Soon after his election as prime minister, Shahbaz Sharif announced several policy measures, including a commitment to focus on the development of all provinces of Pakistan, including Balochistan. However, the proof of the pudding, as they say, will be in the eating.
To move away from the historical image of PML-N as a Punjab-centric party will require much more than verbal commitments by Mr Sharif.
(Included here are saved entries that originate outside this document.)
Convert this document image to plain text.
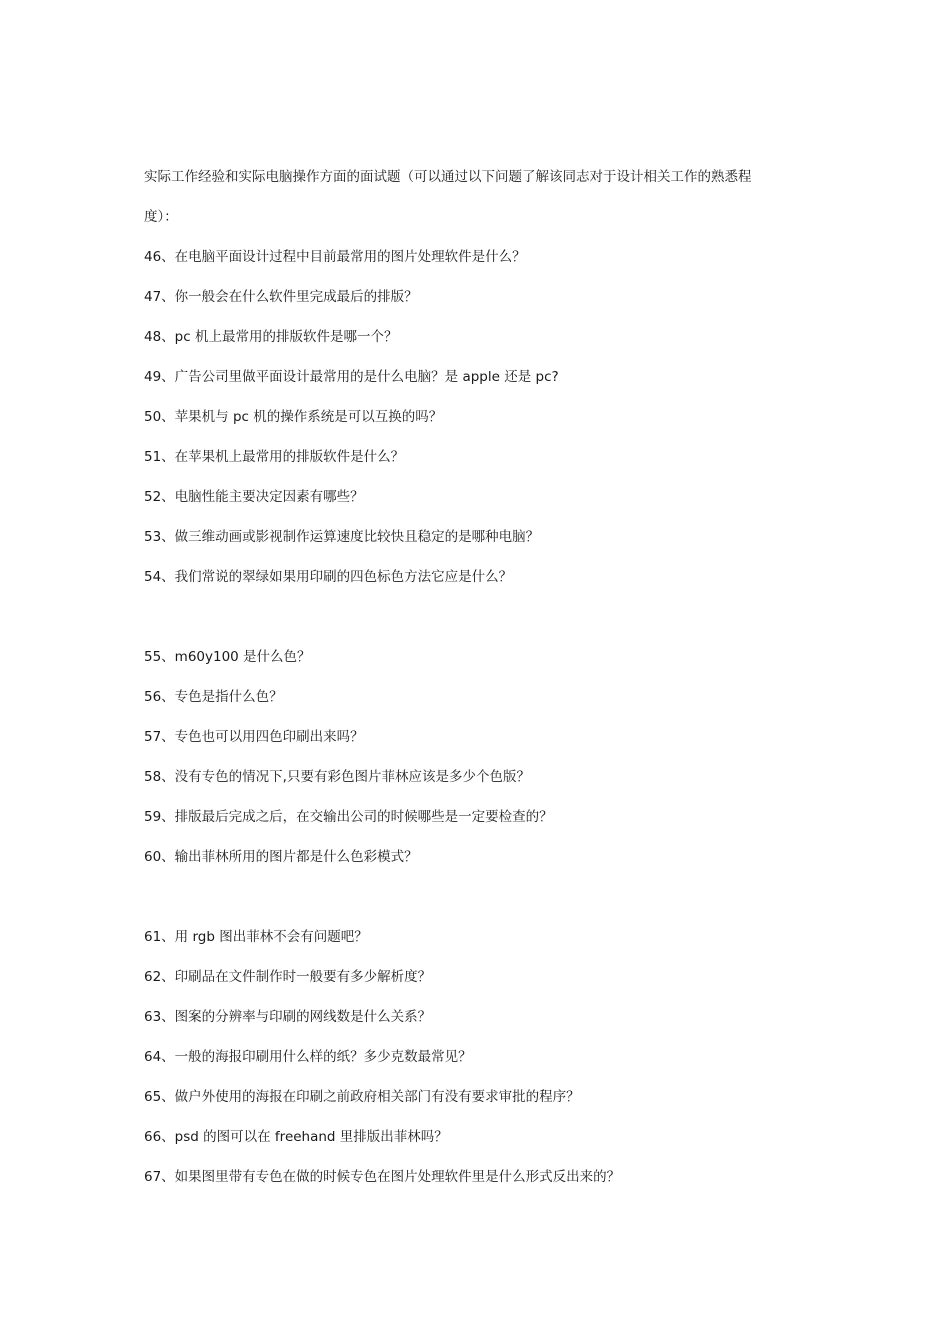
实际工作经验和实际电脑操作方面的面试题（可以通过以下问题了解该同志对于设计相关工作的熟悉程
度）：
46、在电脑平面设计过程中目前最常用的图片处理软件是什么？
47、你一般会在什么软件里完成最后的排版？
48、pc 机上最常用的排版软件是哪一个？
49、广告公司里做平面设计最常用的是什么电脑？是 apple 还是 pc?
50、苹果机与 pc 机的操作系统是可以互换的吗？
51、在苹果机上最常用的排版软件是什么？
52、电脑性能主要决定因素有哪些？
53、做三维动画或影视制作运算速度比较快且稳定的是哪种电脑？
54、我们常说的翠绿如果用印刷的四色标色方法它应是什么？
55、m60y100 是什么色？
56、专色是指什么色？
57、专色也可以用四色印刷出来吗？
58、没有专色的情况下,只要有彩色图片菲林应该是多少个色版？
59、排版最后完成之后，在交输出公司的时候哪些是一定要检查的？
60、输出菲林所用的图片都是什么色彩模式？
61、用 rgb 图出菲林不会有问题吧？
62、印刷品在文件制作时一般要有多少解析度？
63、图案的分辨率与印刷的网线数是什么关系？
64、一般的海报印刷用什么样的纸？多少克数最常见？
65、做户外使用的海报在印刷之前政府相关部门有没有要求审批的程序？
66、psd 的图可以在 freehand 里排版出菲林吗？
67、如果图里带有专色在做的时候专色在图片处理软件里是什么形式反出来的？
According to Rafiullah Kakar, a public policy specialist from Balochistan, Mr Sharif’s government needs to undertake the following actions. “Firstly, political reconciliation and peace-building must be the foremost priority. No major economic development initiative in the province can succeed without first devising a strategy for peaceful management of the ongoing ethnic conflict. In this regard, the government needs to appreciate the complex landscape of the violent conflict in Balochistan: there is a low-scale but ongoing ethnic insurgency mainly in southern Balochistan, as well as sectarian and religiously motivated militancy concentrated mainly in northern and central Balochistan.
Further, “The government needs to implement CBMs such as stopping military operations, withdrawing the FC from certain areas, releasing all Baloch missing persons and compensating the families of those killed extrajudicially.
Next, “Previous efforts to reconcile Baloch insurgents failed because a) repression went hand in hand with reconciliation efforts, and b) those leading the process had little credibility or freedom to make meaningful offers. Secondly, Baloch concerns regarding control over their natural and coastal resources must be addressed. In this respect.
Further, “measures are needed to alleviate poverty and mitigate the adverse impact of fencing the border on livelihoods. A formal border trade gateway with all allied facilities and necessary trade logistics is necessary in each district along Balochistan’s borders with Iran and Afghanistan. Balochistan’s share of the Benazir Income Support Programme may be increased to 10pc at least. Its current share is around 4pc, which is even less than Balochistan’s share in the total population. This is inequitable.
Finally, “The military establishment’s support is a must for the proposed reconciliation efforts to make headway. The military needs to appreciate that a hard approach alone will ensure only temporary peace at best and that a low-level insurgency can continue almost indefinitely no matter what security measures are taken.”